Measles epidemic in DR Congo
The Order of Malta is assisting the vaccination of more than 630,000 children in the South Kivu province
A vaccination campaign is currently taking place in the Democratic Republic of the Congo to contain a measles epidemic which is putting more than a million children at risk. From 18 to 22 May, the International relief service of the Order of Malta, Malteser International, is assisting the vaccination of more than 630,000 children between six months and 15 years of age in 11 health zones in the South Kivu province. Almost 1,200,000 children in 25 health zones must be vaccinated in the South Kivu province alone to prevent the further spread of the disease. Children under five years are most vulnerable to measles.
The vaccination campaign, which is financed by the European Commission’s humanitarian aid department (ECHO), is also taking place in four other provinces in DR Congo. Since September 2010, the measles epidemic has spread alarmingly through the country: according to the Congolese health department, until mid-April, 2,493 people in five provinces had been infected with measles in 2011 alone. Seven people have died from the disease thus far.
Malteser International is cooperating closely with UNICEF, which is providing the vaccines, and with local health authorities. “We have 11 teams coordinating a total of 733 local teams which are going around the villages to inform the population about the vaccination campaign”, reports Christof Ruhmich, programme coordinator for Malteser International in Bukavu. These teams have also hung posters informing about the importance of the vaccine in public places such as churches, mosques, schools and marketplaces. TV and radio spots also announce where and when the vaccination is taking place.

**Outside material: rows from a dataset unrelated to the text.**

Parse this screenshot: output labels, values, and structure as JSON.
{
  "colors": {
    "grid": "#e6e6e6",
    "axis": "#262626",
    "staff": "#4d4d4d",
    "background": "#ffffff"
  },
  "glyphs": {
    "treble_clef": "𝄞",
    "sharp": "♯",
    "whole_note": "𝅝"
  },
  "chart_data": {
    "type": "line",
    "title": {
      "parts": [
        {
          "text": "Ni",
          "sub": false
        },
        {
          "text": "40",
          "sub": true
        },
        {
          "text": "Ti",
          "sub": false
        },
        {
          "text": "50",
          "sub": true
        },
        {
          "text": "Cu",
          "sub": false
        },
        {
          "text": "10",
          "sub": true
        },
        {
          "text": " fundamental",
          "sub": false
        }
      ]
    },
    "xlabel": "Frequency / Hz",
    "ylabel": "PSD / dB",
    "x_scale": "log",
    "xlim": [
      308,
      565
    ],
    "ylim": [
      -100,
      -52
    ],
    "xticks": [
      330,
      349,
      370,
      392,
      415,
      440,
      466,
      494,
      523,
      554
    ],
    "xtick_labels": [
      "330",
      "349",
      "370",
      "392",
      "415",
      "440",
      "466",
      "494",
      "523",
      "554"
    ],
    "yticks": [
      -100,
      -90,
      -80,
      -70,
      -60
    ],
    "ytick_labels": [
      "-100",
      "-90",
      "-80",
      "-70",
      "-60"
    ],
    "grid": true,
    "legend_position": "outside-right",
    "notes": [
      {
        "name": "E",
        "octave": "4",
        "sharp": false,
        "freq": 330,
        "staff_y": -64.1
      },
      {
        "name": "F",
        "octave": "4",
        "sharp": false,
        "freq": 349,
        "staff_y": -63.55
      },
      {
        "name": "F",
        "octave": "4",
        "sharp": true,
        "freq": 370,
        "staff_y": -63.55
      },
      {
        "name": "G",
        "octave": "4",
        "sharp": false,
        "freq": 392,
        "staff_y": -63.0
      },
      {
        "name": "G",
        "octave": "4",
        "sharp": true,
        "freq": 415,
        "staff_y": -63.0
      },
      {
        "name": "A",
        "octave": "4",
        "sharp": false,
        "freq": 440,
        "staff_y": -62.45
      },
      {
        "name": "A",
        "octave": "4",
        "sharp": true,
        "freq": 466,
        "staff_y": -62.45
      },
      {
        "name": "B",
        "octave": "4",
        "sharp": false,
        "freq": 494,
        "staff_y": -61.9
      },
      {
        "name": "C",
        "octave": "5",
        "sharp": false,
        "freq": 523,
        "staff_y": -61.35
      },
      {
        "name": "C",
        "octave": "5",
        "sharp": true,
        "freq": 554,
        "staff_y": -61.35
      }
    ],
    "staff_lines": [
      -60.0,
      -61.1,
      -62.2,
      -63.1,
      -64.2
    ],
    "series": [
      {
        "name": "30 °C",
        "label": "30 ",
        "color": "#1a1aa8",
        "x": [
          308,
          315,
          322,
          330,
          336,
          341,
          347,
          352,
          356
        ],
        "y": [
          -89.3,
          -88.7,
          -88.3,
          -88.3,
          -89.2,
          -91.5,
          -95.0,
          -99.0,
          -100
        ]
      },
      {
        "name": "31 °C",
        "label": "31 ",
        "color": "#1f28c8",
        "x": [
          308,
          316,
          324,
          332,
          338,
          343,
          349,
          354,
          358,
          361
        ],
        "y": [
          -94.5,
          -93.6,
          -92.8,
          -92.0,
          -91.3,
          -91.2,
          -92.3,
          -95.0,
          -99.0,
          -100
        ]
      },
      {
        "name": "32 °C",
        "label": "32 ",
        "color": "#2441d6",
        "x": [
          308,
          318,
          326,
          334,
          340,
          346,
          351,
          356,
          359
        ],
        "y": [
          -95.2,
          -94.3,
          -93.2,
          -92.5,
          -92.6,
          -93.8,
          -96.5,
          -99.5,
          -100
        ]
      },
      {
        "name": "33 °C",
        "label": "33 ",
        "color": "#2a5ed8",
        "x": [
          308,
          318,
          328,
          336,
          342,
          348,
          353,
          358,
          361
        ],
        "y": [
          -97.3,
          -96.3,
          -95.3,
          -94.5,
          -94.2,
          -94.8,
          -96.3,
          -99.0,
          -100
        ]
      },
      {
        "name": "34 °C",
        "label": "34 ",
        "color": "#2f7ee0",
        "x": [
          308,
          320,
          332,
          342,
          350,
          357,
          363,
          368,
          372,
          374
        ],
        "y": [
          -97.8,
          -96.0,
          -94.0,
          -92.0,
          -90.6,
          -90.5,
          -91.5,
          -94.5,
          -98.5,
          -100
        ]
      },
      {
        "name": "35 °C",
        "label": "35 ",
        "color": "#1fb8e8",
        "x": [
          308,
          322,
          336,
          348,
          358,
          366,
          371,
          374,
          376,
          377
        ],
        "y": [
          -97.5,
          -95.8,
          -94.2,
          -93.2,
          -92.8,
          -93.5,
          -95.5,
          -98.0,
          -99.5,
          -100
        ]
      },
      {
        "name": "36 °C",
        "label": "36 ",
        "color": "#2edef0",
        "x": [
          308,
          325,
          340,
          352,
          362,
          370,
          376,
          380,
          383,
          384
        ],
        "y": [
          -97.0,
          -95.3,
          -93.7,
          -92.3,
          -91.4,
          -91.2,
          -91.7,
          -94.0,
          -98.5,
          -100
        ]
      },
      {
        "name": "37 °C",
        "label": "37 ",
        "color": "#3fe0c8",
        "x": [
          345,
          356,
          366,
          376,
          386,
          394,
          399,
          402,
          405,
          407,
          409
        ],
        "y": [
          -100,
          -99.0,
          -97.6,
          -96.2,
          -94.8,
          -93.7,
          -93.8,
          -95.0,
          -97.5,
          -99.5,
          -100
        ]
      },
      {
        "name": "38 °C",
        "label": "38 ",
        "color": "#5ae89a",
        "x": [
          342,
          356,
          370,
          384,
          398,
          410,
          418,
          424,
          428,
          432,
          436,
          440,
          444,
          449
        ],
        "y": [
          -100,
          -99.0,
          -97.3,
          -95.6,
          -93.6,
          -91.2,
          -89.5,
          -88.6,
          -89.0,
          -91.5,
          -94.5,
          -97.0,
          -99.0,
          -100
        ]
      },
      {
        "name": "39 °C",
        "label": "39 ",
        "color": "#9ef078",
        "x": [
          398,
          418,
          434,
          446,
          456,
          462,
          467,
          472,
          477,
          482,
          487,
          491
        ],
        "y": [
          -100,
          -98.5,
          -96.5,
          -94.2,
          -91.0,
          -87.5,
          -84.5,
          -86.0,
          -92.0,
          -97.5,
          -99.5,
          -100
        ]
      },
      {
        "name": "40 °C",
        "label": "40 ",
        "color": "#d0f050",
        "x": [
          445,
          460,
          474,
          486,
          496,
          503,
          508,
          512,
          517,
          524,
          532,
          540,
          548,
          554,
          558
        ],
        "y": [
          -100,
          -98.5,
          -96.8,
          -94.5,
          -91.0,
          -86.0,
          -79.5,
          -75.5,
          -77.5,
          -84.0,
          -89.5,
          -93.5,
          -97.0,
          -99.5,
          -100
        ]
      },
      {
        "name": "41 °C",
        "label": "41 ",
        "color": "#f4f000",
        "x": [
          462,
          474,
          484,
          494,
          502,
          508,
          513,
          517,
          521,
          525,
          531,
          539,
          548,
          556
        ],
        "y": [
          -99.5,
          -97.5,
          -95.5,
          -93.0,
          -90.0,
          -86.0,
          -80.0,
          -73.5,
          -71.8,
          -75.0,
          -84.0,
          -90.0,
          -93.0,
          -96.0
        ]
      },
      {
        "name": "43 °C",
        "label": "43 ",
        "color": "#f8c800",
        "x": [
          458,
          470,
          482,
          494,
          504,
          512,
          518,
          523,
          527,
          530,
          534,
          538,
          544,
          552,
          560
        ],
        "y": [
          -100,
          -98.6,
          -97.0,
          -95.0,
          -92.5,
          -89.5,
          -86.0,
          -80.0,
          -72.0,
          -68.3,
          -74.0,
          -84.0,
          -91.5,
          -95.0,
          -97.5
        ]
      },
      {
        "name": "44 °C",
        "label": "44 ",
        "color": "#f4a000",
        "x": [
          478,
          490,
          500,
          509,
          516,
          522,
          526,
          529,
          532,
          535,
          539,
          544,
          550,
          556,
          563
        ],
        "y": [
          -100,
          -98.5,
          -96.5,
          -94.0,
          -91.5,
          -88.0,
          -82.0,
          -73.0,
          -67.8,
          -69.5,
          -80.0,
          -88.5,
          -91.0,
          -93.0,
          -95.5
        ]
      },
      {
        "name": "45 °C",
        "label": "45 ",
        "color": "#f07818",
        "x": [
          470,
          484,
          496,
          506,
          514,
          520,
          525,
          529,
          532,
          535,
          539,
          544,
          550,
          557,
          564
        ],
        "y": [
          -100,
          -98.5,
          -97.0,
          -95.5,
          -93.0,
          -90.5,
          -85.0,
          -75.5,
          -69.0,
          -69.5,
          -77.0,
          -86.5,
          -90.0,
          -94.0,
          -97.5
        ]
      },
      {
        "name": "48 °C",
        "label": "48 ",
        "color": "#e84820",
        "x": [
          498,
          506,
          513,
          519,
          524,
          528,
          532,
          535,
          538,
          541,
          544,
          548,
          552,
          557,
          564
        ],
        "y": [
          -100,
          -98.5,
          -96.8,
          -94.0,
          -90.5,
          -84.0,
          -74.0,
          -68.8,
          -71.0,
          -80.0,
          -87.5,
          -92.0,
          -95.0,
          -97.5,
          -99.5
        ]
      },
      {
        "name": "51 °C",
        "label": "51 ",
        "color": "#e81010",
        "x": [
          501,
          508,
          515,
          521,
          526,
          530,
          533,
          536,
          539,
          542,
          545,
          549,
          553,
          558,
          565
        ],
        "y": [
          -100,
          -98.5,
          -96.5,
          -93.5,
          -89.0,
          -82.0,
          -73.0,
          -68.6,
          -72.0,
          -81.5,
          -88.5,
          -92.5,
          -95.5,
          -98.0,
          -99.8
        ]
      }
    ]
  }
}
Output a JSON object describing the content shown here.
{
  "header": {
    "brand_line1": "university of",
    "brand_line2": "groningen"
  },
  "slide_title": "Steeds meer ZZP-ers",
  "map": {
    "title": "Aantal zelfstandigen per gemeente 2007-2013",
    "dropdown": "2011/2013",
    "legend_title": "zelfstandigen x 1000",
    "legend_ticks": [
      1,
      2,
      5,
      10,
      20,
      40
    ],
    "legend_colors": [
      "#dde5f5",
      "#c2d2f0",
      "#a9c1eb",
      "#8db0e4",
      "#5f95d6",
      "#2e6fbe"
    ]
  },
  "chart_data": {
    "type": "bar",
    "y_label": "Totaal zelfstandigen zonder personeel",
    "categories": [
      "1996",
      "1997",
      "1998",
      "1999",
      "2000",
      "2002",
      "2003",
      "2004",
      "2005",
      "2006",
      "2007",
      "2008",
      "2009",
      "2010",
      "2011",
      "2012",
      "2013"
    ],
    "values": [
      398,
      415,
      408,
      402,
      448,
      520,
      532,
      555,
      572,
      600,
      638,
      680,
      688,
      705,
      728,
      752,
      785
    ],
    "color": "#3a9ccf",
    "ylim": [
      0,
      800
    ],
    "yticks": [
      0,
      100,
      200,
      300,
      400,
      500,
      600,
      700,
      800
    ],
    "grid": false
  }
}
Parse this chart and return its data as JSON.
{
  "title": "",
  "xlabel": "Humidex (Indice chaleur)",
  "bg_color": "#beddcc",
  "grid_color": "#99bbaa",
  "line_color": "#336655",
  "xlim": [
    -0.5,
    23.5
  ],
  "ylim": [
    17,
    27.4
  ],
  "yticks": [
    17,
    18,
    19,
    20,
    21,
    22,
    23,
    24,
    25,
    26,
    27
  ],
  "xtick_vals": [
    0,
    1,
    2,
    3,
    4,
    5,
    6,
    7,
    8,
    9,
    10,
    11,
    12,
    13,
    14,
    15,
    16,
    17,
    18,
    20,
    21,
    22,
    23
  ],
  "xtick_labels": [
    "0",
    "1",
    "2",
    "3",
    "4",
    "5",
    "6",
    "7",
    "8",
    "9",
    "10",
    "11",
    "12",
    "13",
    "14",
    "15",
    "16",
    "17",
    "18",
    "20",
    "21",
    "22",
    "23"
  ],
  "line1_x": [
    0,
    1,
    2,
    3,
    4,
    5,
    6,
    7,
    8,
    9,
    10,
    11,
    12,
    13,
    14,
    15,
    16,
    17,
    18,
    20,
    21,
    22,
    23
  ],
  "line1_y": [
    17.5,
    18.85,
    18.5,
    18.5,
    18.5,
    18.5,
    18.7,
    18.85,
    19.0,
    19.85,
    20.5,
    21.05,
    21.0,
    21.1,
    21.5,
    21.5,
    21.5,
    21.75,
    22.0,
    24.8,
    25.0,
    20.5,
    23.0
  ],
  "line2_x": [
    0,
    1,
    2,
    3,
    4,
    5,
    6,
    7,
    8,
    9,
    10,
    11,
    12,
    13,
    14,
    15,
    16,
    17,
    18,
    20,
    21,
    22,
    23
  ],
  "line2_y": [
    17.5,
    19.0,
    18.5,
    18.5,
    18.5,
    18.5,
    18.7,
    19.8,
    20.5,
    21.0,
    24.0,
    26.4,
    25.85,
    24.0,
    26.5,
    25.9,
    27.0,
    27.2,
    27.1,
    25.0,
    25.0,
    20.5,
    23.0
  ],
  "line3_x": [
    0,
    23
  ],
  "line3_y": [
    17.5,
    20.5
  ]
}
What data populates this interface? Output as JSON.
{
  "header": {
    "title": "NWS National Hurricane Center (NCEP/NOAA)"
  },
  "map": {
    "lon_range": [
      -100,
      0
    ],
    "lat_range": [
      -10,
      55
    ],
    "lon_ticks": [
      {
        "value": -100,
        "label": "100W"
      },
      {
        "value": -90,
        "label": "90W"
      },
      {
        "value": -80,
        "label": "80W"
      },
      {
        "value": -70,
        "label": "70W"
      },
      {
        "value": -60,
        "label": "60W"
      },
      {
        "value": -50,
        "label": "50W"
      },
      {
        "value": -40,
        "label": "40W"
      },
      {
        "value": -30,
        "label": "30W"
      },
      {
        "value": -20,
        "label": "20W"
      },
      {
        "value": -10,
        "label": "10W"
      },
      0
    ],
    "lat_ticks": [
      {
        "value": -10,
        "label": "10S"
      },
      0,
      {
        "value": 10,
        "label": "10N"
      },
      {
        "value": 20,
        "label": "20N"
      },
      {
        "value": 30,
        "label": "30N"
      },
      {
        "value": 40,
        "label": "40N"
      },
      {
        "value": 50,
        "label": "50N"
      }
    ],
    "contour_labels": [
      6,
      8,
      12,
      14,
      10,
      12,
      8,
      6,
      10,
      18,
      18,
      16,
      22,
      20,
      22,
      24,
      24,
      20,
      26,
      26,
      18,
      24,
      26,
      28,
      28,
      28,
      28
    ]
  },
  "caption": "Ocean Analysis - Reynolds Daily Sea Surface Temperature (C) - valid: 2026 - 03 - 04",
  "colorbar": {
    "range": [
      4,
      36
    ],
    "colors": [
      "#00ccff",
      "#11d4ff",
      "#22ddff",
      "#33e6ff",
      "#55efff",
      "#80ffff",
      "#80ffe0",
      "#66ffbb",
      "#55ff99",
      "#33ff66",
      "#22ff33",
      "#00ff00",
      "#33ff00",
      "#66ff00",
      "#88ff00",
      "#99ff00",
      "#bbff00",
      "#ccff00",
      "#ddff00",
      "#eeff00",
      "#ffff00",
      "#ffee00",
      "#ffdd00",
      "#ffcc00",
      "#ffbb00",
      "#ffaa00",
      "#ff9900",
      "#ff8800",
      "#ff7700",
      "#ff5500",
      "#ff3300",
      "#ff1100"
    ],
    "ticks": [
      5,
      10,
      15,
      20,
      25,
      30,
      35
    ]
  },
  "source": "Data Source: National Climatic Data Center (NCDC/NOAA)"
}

“Maintaining the cold chain is especially important for the success of the campaign”, explains Ruhmich. “For that, we use decentralised, petrol-fuelled refrigerators and hundreds of mobile coolers.” The Malteser International teams have also prepared the local staff in the health care units for the vaccination campaign, and see to it that mothers bring their children for vaccination, that infected patients are treated professionally, and that cases of the disease are carefully monitored.